Will there be further measures for self-employed announced?
The Government assured parity for the self-employed but it has since accepted that this would be difficult to achieve. The Association of Independent Professionals and the Self-Employed (IPSE) has worked closely with the Government on implementing the current self-employment income support scheme. IPSE has confirmed that it will continue to work on helping to extend measures to all freelancers in need as a result of Covid-19.
The Government announced an extension to the Self-Employment Income Support Scheme from 1 November 2020.
Employers will need to be flexible with employees who are unable to return to work at present due to childcare difficulties. While schools have reopened, a period of isolation may result in employees having to keep children off school/nursery and therefore have childcare issues. Some employees will be able to manage this with their partner and extended family, whereas others will not. Where an employee simply cannot make any other arrangements to care for their children in the short term then they will be unable to return to work until that situation changes. Any dismissals on the basis that someone is unable to return to work as a result of lack of childcare are likely to be unfair, at least in the short term where such employees may well be able to demonstrate that they had no options available to them.
Solicitors can be authorised to sign contracts for their clients – a signed letter of authority should be scanned and sent to avoid posting potentially contaminated documents.
Solicitors should exchange supplemental agreements on behalf of their clients to agree to postpone exchange and completion dates if it has been agreed to push these back.

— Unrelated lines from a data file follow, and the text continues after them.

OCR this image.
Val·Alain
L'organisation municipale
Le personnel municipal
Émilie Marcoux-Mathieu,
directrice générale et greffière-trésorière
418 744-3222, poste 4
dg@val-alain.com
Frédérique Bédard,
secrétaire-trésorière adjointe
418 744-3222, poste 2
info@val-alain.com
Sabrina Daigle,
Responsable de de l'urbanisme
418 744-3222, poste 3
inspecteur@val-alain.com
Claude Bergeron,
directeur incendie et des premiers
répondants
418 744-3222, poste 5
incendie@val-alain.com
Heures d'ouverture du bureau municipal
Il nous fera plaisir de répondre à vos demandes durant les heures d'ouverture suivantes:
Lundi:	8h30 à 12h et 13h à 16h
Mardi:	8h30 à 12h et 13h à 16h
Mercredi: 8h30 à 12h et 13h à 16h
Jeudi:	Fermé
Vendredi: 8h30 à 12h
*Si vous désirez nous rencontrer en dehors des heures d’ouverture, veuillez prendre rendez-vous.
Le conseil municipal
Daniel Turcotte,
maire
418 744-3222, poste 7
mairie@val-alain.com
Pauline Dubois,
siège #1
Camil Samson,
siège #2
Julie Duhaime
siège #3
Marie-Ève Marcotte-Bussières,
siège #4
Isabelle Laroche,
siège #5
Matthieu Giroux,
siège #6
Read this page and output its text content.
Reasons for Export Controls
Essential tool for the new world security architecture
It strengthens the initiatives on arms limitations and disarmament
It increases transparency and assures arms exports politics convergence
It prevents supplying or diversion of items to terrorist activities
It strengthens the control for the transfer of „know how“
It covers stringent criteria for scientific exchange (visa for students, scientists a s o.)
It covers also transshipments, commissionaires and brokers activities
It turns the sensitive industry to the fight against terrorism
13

The Law Society advises that electronic signatures be used as much as possible for contracts, to avoid possible contamination. However, the Land Registry confirms that the legal transfer document cannot be validly executed with an electronic signature. Solicitors should agree a completion undertaking that the original transfer document will be sent when received and after the restrictions have been lifted.
The Land Registry’s latest guidance https://www.gov.uk/guidance/coronavirus-covid-19-impact-on-hm-land-registrys-services published on 14 May states:
We accept deeds that have been signed using the ‘Mercury signing approach’.
For land registration purposes, a signature page will need to be signed in pen and witnessed in person (not by a video call). The signature will then need to be captured, with a scanner or a camera, to produce a PDF, JPEG or other suitable copy of the signed signature page. Each party sends a single email to their conveyancer to which is attached the final agreed copy of the document and the copy of the signed signature page.
Solicitors should be willing to adopt this procedure for completing transactions to enable them to be registered by the Land Registry.
The execution of a transfer is a deed and must be witnessed. Members of the family can witness signatures so long as they are not also a party to the document. A witness will be more credible if they are 18 or over, but this is not a legal requirement. The legal requirement is for the witness “to be present” when the document is signed. It would be possible for a witness to be on the other side of the room or the other side of a window, and validly witness the execution of a deed. The witness does need to take precautions to avoid possible contamination from the document.
A statutory declaration does not need to be witnessed but must be administered by a solicitor or commissioner for oaths. There is no legally prescribed process for this, and there is nothing to suggest that this could not be validly done via a video telephone call if the signature on the declaration can clearly be seen by the person commissioning the oath when the oath is made.
Borrowers will not have to pay a guarantee fee. Lenders will pay a fee to access the scheme. The Government will make a Business Interruption Payment to cover the first 12 months of interest payments and any lender-levied fees, allowing smaller businesses to benefit from no upfront cost.
British Business Bank has indicated that following earlier discussions with the banking industry, some lenders indicated that they would not charge arrangement fees or early repayment charges to SMEs borrowing under the scheme. Each business should check the terms of the loans being made to ensure this is the case and what the interest rate and prepayment fees will be following the period in which the Government makes payment of these amounts.
You will claim a pro rata’d amount of 80% of salary, based on the proportion of hours not worked out of the employee’s normal working hours (their “usual” hours).
There are 2 ways to calculate an employee’s usual hours, depending on whether they have fixed or variable hours/pay:
- For those with fixed hours/pay, you take the number of hours worked in the pay period before 19 March 2020.
- For those with variable hours/pay, you take the higher of:
- the average number of hours worked in the tax year 2019 to 2020 or
- the corresponding calendar period in the tax year 2019 to 2020.
If employees are paid per task or piece of work done, you should work out the usual hours for these employees in the same way as for other employees who work variable hours, if possible.
When you calculate the usual hours, you should include any hours of leave for which they were paid their full contracted rate (such as annual leave) and any hours worked as overtime (but only if the pay for those hours was not discretionary).
If you do not have a justifiable reason for insisting that your employees have the vaccine (see FAQ above) your employee could resign and bring a claim of constructive unfair dismissal if they have more than 2 years’ continuous employment. This would be on the basis that you have breached trust and confidence.
If the vaccine includes pig gelatine (as many do), and the employee refuses on religious or because they are vegan, you may face a claim for discrimination under the Equality Act 2010.